Many in our industry are watching in fascination as the United States inches towards a real-time payments solution. There are three recent developments: the Fed’s Faster payments task force has defined effectiveness criteria for a new payments system, NACHA has received the Fed’s approval for its same day ACH rule, and most interestingly, The Clearing House – the high value clearing network for the larger banks – has announced a letter of intent with Vocalink to develop a new real-time system.
Judging by the Chicago Payments Symposium hosted by the Chicago Fed last month, there is still nothing like consensus on the “right” outcome, and the US is still some years from new mainstream payments services that are “cloud ready”.
Time may be running out. The keynote at the symposium was delivered by Thomas Koulopoulos, a futurist (my description) who thinks and writes about “the cloud”. His particular focus is what might be called hyperconnectivity – the observable phenomenon that automated person to person and device to device connections are growing at a geometric rate. It is now relatively easy for us to imagine a world where every person in our society – or at least each person who wants to – is real-time connected to every other person in multiple complex ways through social media and other elements of the cloud. Many analyses of digital disruption explore the implications of this.

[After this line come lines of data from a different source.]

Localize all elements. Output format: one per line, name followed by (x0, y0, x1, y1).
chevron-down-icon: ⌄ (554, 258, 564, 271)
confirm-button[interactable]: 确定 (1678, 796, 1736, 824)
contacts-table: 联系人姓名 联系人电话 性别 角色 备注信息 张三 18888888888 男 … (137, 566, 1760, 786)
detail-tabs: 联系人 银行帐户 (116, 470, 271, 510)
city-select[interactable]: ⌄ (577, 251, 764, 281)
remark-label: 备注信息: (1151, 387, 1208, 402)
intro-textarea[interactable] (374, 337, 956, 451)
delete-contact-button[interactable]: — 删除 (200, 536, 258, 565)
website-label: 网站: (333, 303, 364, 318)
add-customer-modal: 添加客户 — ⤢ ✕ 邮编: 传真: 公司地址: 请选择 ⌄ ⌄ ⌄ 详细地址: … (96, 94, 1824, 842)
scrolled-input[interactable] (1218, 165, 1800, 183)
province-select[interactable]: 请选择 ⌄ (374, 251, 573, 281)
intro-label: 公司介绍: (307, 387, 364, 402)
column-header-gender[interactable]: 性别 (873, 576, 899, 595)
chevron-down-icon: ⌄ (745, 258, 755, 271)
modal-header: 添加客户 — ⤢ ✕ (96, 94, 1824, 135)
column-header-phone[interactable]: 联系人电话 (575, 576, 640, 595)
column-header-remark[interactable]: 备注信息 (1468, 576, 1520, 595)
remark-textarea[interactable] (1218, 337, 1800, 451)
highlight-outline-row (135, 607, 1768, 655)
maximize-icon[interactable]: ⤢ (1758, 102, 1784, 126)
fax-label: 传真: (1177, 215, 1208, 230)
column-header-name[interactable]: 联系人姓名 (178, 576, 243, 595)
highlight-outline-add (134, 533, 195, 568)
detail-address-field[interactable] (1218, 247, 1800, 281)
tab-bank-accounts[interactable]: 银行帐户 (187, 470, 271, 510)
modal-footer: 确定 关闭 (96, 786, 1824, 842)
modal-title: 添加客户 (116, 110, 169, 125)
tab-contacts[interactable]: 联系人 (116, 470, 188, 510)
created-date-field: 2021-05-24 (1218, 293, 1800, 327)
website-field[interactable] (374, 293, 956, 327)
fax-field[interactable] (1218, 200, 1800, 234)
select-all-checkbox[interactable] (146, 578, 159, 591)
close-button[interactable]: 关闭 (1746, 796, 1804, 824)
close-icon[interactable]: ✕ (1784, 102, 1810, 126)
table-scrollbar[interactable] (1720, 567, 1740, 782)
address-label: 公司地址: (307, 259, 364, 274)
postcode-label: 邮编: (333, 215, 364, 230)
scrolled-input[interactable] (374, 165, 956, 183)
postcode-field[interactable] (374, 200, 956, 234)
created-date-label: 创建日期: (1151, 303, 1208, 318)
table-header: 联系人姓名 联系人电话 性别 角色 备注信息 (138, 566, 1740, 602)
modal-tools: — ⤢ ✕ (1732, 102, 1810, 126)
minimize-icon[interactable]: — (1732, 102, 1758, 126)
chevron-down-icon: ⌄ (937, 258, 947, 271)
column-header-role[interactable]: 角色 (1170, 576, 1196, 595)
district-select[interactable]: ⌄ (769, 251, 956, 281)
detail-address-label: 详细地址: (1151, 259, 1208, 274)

But what Koulopoulos is really interested in is hyperconnectivity amongst devices. His 2012 book, “Cloud Surfing” projects that the number of machine-to-machine connections will grow from 100 million in 2011 to 50 billion by 2020. So: it’s not just that your phone talks to the payment terminal when you are in a shop, but your fridge will talk to the deli (when it needs restocking), your car will talk to the tyre shop (when its time to rotate the tyres), and even (somewhat alarmingly) your health monitor will be able to check each piece of fruit you buy (actually, its certification chip), to ensure the fruit is organic, pesticide free and was picked within the last two days – or whatever. The challenge to the payments community is obvious: can we keep up?
If mainstream payment services can’t keep up, that will obviously add cost, risk and delay to the evolution of the cloud economy. But I think more importantly than that, there is a risk of a plethora of alternative solutions developing along the lines of cryptocurrencies like Bitcoin. Each one in isolation may be a sensible response to the problem, but if they don’t have scale the sheer proliferation adds cost and risk. This is not a new problem – before the establishment of the Federal Reserve System in 1913, the US “enjoyed” multiple competing currencies, both privately and publicly issued. There were discount rates to convert from one currency to the other, and the risk of loss from a bank (ie issuer) failure was ever-present. Rectifying this state of affairs has been a driver of modern fractional reserve banking in many countries, going back centuries.
Of course, the existence of hyperconnectivity and high levels of automation may mean that its relatively easy and cheap to deal in multiple cryptocurrencies. But it still feels like the extra complexity creates new risks to manage, and potentially less regulatory protection than now exists in developed economies.
So in a way, it’s back to the future. But this time, it’s digital.